2.16 / Attempting the possible is not terribly exciting. Attempting the impossible is exhilarating.

Portrait of an Artist, Wily and Engaged

By Christine Wong Yap May 4, 2011
Image: Torreya Cummings. BULL, 2011 (production still); a remake of Warhol's western, HORSE, 1965. Courtesy of the Artist. Photo: Ace Lehner.

This is an updated and relevant idea of an artist: one who is ambitious, pragmatic, generous, and optimistic—an initiator of exchanges.

When the recession hit in 2008, a few writers presented artistic creativity as silver linings in the global financial crisis. On March 4, 2009, Melanie Cox McCluskey wrote in the Philadelphia Inquirer that “being inventive comes in handy in a bad economy.”1 On March 16, Marcus Westbury wrote in the Sydney Morning Herald that “[h]igher levels of unemployment can mean that talent has … less temptation (or opportunity) to chase big bucks elsewhere.”2 These blithe assessments didn’t inspire me; they unnerved me. In any sector but the arts, news of diminished economic opportunity and rising unemployment would be seen for the dire facts they are.

I suspect that these notions are associated with the romantic view that suffering for art is unremarkable and perhaps even desirable. The idea is that if hardship forces artists to innovate, artists’ lives ought to be filled with difficulties. These portrayals reinforce exceptional statuses for artists—living at society’s margins, unhampered by economic realities, and disengaged from the larger world.

Contrast that image against Holland Cotter’s vision for artists, described in the New York Times on February 12, 2009.3 He said the recession could be a chance for artists to “take over the factory, make the art industry their own ... [and] customize the machinery, alter the modes of distribution.” Like Cotter, I wouldn’t encourage artists to look on the bright side of scarcity and self-sacrifice from the margins. Rather, I would like to see artists as sources of leadership and generosity at the center. So I decided to speak with artists who are wily and engaged—and who I imagine are strategically optimistic.

Strategic optimism is a selective perspective. Artists must choose to be optimistic to persevere against the harsh odds of the field. Their optimism cannot be hollow or rhetorical. The vicissitudes of a life in the arts are too overwhelming and the stakes are too high to rely on positive thinking, intuition, and improvisation. Strategic optimism allows artists to react to events advantageously and proactively make plans of their own—to be ambitious, pragmatic, and often generous. In other words, strategically optimistic artists imagine new conditions and energetically implement them.
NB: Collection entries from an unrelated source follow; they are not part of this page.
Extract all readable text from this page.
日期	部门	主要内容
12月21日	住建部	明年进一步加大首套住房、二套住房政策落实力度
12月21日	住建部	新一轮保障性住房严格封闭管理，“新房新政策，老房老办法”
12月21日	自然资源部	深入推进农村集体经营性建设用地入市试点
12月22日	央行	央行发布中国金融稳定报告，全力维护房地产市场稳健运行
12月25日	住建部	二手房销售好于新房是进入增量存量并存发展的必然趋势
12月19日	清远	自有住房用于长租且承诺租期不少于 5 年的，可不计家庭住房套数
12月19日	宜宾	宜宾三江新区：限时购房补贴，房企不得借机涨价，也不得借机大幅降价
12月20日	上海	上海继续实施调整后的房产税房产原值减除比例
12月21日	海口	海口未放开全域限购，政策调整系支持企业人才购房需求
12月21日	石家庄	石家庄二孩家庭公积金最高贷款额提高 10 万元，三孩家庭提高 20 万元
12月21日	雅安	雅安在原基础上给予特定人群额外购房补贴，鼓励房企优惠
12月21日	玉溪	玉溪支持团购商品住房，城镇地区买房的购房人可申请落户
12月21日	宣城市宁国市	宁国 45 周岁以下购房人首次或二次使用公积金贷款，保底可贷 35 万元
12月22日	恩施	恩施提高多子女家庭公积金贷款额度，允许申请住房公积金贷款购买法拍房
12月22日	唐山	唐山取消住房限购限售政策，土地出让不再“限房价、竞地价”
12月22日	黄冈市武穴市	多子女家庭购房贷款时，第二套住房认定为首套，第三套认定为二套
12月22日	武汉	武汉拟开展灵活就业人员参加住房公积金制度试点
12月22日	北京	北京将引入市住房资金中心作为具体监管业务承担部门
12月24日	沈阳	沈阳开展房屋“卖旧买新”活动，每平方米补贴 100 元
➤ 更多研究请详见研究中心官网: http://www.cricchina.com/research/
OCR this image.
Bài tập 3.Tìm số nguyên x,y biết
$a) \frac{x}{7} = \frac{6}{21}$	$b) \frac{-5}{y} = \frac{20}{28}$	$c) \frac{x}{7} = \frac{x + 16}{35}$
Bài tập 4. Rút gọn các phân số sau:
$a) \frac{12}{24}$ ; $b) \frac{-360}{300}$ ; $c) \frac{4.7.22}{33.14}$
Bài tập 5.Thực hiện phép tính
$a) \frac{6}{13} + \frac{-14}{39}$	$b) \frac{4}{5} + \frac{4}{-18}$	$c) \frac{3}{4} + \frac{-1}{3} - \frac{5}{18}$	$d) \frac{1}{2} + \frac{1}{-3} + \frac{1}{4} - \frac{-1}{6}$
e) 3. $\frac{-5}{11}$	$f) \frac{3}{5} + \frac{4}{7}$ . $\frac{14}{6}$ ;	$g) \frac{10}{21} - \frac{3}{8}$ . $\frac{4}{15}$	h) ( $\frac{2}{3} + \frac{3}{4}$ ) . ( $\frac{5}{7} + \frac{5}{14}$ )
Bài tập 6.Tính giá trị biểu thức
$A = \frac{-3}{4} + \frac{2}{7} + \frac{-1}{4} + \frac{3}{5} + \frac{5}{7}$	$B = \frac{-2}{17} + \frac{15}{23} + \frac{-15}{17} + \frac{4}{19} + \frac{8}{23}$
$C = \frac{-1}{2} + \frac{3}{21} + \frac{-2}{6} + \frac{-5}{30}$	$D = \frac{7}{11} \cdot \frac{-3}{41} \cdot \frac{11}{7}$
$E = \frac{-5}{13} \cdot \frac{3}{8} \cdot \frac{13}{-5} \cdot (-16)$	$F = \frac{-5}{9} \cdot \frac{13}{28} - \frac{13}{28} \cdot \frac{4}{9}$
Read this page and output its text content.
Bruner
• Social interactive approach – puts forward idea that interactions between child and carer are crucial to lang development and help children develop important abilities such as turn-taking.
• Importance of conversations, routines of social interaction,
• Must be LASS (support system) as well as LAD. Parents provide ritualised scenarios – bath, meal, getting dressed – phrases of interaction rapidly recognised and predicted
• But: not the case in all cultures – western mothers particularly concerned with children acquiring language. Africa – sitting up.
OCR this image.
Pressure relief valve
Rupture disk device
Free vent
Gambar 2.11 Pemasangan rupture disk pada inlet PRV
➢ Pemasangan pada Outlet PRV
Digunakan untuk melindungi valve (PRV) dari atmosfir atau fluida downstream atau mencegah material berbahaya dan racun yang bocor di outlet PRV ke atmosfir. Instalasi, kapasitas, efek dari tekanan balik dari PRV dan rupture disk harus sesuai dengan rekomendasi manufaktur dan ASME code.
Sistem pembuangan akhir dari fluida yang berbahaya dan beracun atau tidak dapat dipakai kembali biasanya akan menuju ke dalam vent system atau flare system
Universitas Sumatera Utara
Initial Studies: Four Subjects

I selected three artists and a collaborative who did not retreat to their studios in a recession-imposed residency; instead, they fueled the ambitiousness of their practices.4 They created new pathways of exchange—such as collaborative projects, artist’s magazines, commissions, and grants—that support new artworks, relationships, and platforms for art to come into existence. In this sense, their activities enhance and expand existing conditions for making and viewing art. 

Torreya Cummings is a California-based post-media artist who holds an MFA from the California College of the Arts (CCA) and a BA from UC Davis. Her recent work uses notions of the Wild West to investigate queer identities. She works as an art technician, a graphic designer, and a fabricator, and is launching a clothing and accessories microbusiness called Feral Goods.

Amanda Curreri is an interdisciplinary artist who holds an MFA from CCA, a BFA from the School of the Museum of Fine Arts, and a BA from Tufts University. Recent exhibitions have addressed the role of desire in the performance of American democracy. Her work is represented by Romer Young Gallery. Currently residing in California, she works as an art technician, a studio coordinator, and a freelance writer. Along with Bay Area artist and teacher Erik Scollon, Curreri is the coeditor and cofounder of an irregularly published artist publication Color&Color.

Tattfoo Tan is a self-taught, New York–based artist who engages communities via intervention and participation, often involving food and gardening. This summer, he will announce the winners of his SOS Guild grant for sustainability projects.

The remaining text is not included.